I wrote this in December of 2020 as part of a writing activity that a then acquaintance, now friend, had come up with. As I move through the grief of my mother’s death, I have found revising older works that I kept to myself has allowed me to trace the ways grief was already showing up in my life. What I saw as unseized potential in 2020, I now see for what it was and still is, grief. Grief is layered. It shows up in a thousand small ways, but it seems to be that only the big moments of grief, like death or a global pandemic, actually can stop us in our tracks and make us re-evaluate where we’ve been, where we’re headed, and why.
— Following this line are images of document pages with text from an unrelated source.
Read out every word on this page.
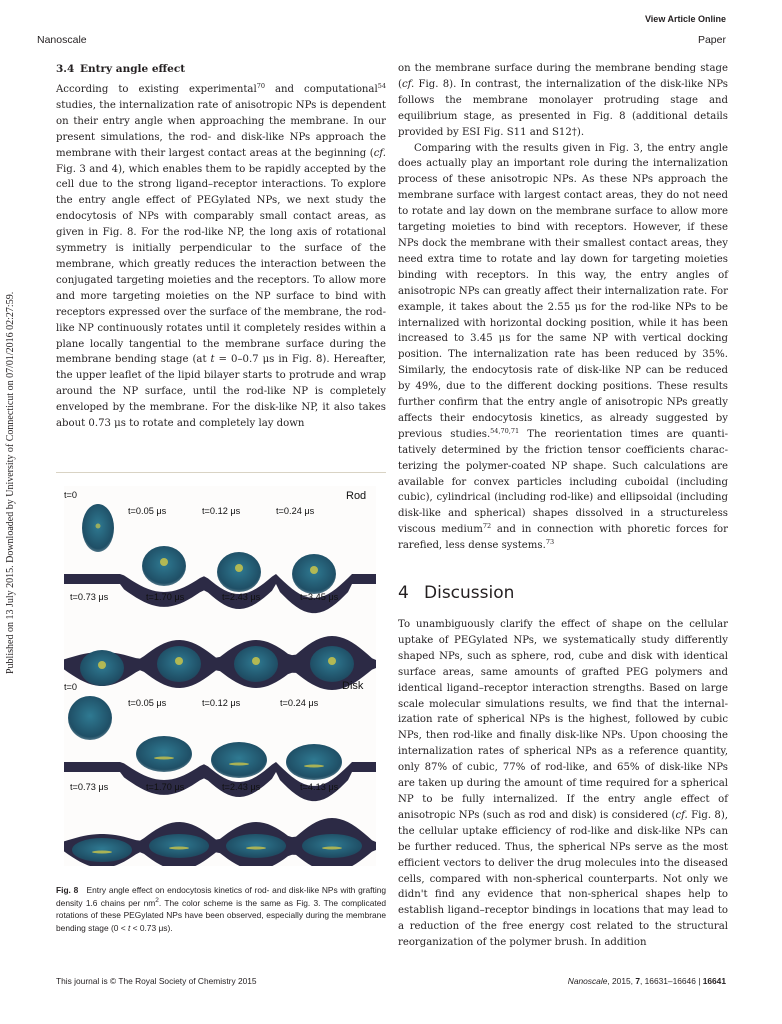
View Article Online
Nanoscale	Paper
Published on 13 July 2015. Downloaded by University of Connecticut on 07/01/2016 02:27:59.
3.4 Entry angle effect

According to existing experimental$^{70}$ and computational$^{54}$ studies, the internalization rate of anisotropic NPs is dependent on their entry angle when approaching the membrane. In our present simulations, the rod- and disk-like NPs approach the membrane with their largest contact areas at the beginning (cf. Fig. 3 and 4), which enables them to be rapidly accepted by the cell due to the strong ligand–receptor interactions. To explore the entry angle effect of PEGylated NPs, we next study the endocytosis of NPs with comparably small contact areas, as given in Fig. 8. For the rod-like NP, the long axis of rotational symmetry is initially perpendicular to the surface of the membrane, which greatly reduces the interaction between the conjugated targeting moieties and the receptors. To allow more and more targeting moieties on the NP surface to bind with receptors expressed over the surface of the membrane, the rod-like NP continuously rotates until it completely resides within a plane locally tangential to the membrane surface during the membrane bending stage (at t = 0–0.7 μs in Fig. 8). Hereafter, the upper leaflet of the lipid bilayer starts to protrude and wrap around the NP surface, until the rod-like NP is completely enveloped by the membrane. For the disk-like NP, it also takes about 0.73 μs to rotate and completely lay down

on the membrane surface during the membrane bending stage (cf. Fig. 8). In contrast, the internalization of the disk-like NPs follows the membrane monolayer protruding stage and equilibrium stage, as presented in Fig. 8 (additional details provided by ESI Fig. S11 and S12†).

Comparing with the results given in Fig. 3, the entry angle does actually play an important role during the internalization process of these anisotropic NPs. As these NPs approach the membrane surface with largest contact areas, they do not need to rotate and lay down on the membrane surface to allow more targeting moieties to bind with receptors. However, if these NPs dock the membrane with their smallest contact areas, they need extra time to rotate and lay down for targeting moieties binding with receptors. In this way, the entry angles of anisotropic NPs can greatly affect their internalization rate. For example, it takes about the 2.55 μs for the rod-like NPs to be internalized with horizontal docking position, while it has been increased to 3.45 μs for the same NP with vertical docking position. The internalization rate has been reduced by 35%. Similarly, the endocytosis rate of disk-like NP can be reduced by 49%, due to the different docking positions. These results further confirm that the entry angle of anisotropic NPs greatly affects their endocytosis kinetics, as already suggested by previous studies.$^{54,70,71}$ The reorientation times are quantitatively determined by the friction tensor coefficients characterizing the polymer-coated NP shape. Such calculations are available for convex particles including cuboidal (including cubic), cylindrical (including rod-like) and ellipsoidal (including disk-like and spherical) shapes dissolved in a structureless viscous medium$^{72}$ and in connection with phoretic forces for rarefied, less dense systems.$^{73}$

4 Discussion

To unambiguously clarify the effect of shape on the cellular uptake of PEGylated NPs, we systematically study differently shaped NPs, such as sphere, rod, cube and disk with identical surface areas, same amounts of grafted PEG polymers and identical ligand–receptor interaction strengths. Based on large scale molecular simulations results, we find that the internalization rate of spherical NPs is the highest, followed by cubic NPs, then rod-like and finally disk-like NPs. Upon choosing the internalization rates of spherical NPs as a reference quantity, only 87% of cubic, 77% of rod-like, and 65% of disk-like NPs are taken up during the amount of time required for a spherical NP to be fully internalized. If the entry angle effect of anisotropic NPs (such as rod and disk) is considered (cf. Fig. 8), the cellular uptake efficiency of rod-like and disk-like NPs can be further reduced. Thus, the spherical NPs serve as the most efficient vectors to deliver the drug molecules into the diseased cells, compared with non-spherical counterparts. Not only we didn't find any evidence that non-spherical shapes help to establish ligand–receptor bindings in locations that may lead to a reduction of the free energy cost related to the structural reorganization of the polymer brush. In addition

Rod
Disk
t=0
t=0.05 μs	t=0.12 μs	t=0.24 μs
t=0.73 μs	t=1.70 μs	t=2.43 μs	t=3.45 μs
t=0
t=0.05 μs	t=0.12 μs	t=0.24 μs
t=0.73 μs	t=1.70 μs	t=2.43 μs	t=4.13 μs
Fig. 8 Entry angle effect on endocytosis kinetics of rod- and disk-like NPs with grafting density 1.6 chains per $nm^2$. The color scheme is the same as Fig. 3. The complicated rotations of these PEGylated NPs have been observed, especially during the membrane bending stage (0 < t < 0.73 μs).
This journal is © The Royal Society of Chemistry 2015	Nanoscale, 2015, 7, 16631–16646 | 16641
The prompt my friend thought of in the isolation of our first holidays with Covid was “Who got away”. I still have the same thoughts now that I did that December day in 2020. I now have a better understanding that what I’m feeling is grief and it’s just as valid as the grief I feel for my mother, for the life that was before Covid changed our plans, for all the things left unsaid. Grief moves through our lives like water, sometimes quietly, and other times crushes us. It’s only when we’re willing and able to name it that we can start to swim instead of sink in it.
December 2020 - Who Got Away
It’s the eyes—they always get me. They are little windows into our souls and I enjoy gazing into them. I had a partner once with the blackest eyes I had ever seen. No matter how hard I searched I could never see inside of him. There was a wall between the two of us. Despite our chemistry, we both agreed we were better friends than lovers. He wasn’t the one who got away, we’re still friends and check in with each other every couple of months. His eyes never could pull me down into them. Maybe that’s why most of my lovers and crushes have blue eyes. Because I need to sink, I need to drown in their essence until I discover that it’s killing me and pull myself out.
I don’t consider any of my lovers or emotional flights of fancy as ones who got away. More like sinking ships I was able to escape from either unscathed or with another unhealthy coping mechanism, and far less trust in humanity. When those relationships or connections end or shift I’ve learned it’s not the person I’m mourning but the potential.
Every relationship, be it platonic, romantic, or sexual has potential. It’s that potential that keeps us up at night and draws us to text back with lightning speed. It’s that potential that leaves us in tears or running through every conversation with trusted friends.
There are some missed connections, to pull a phrase from ye old Craigslist, that still give me pause. Eyes that haunt my dreams. Waves of memories, both real and imagined, that pull me under and drag me out—I get lost in these. The adventures we could have had, the places we could have gone to emotionally… physically… spiritually.
These moments sometimes get stuck in my head on a loop. They come like waves and I have to sit with them because they were moments that I knew were life-changing and the choices I made in those moments can’t be undone.
There’s the time I could have thrown my car in reverse, got out, and said “I love you” in full-on ’80s/’90s coming-of-age movie style. Instead, I pretended I didn’t see you in the parking lot with your head down balancing your checkbook. Why were you there that day? That was so out of your routine. Why didn’t I seize my moment? What lost potential floats abandoned over the lives we now lead?
There’s the crush that settled into an intellectually pleasing friendship that required me to tolerate a lot of excuse-making and to carry the brunt of maintaining the friendship. I stopped chasing them and we haven’t spoken in ages. I sent a text, but there was no response. No response is a response. I miss the deep conversations we had while walking nowhere and everywhere. We were going to go skydiving. The relationship crashed before the plane ever took flight. I miss what could have been, which gives me tunnel vision for what it was.
The list goes on. Eyes I no longer can gaze into, the potential I can no longer build dreams around.
Are they eyes or oceans? Depths of pain swirling and pulling. Potential lost. No one gets away. We don’t lose people because we can never fully possess people. What gets away is the potential and the version of them, and them with us, that we create in our minds to help us do the hard work of building interpersonal relationships. When those connections end they haven’t gotten away. Instead, the potential of who we could have been nestles deep into our minds. That lost potential swells up from time to time and reminds us that -
We need to speak.
Take a chance.
Live without fear.
The swirling memories of unseized potential remind us that rejection leaves scars and that we must lick our wounds and soldier on.
Who got away? No one and everyone—eventually.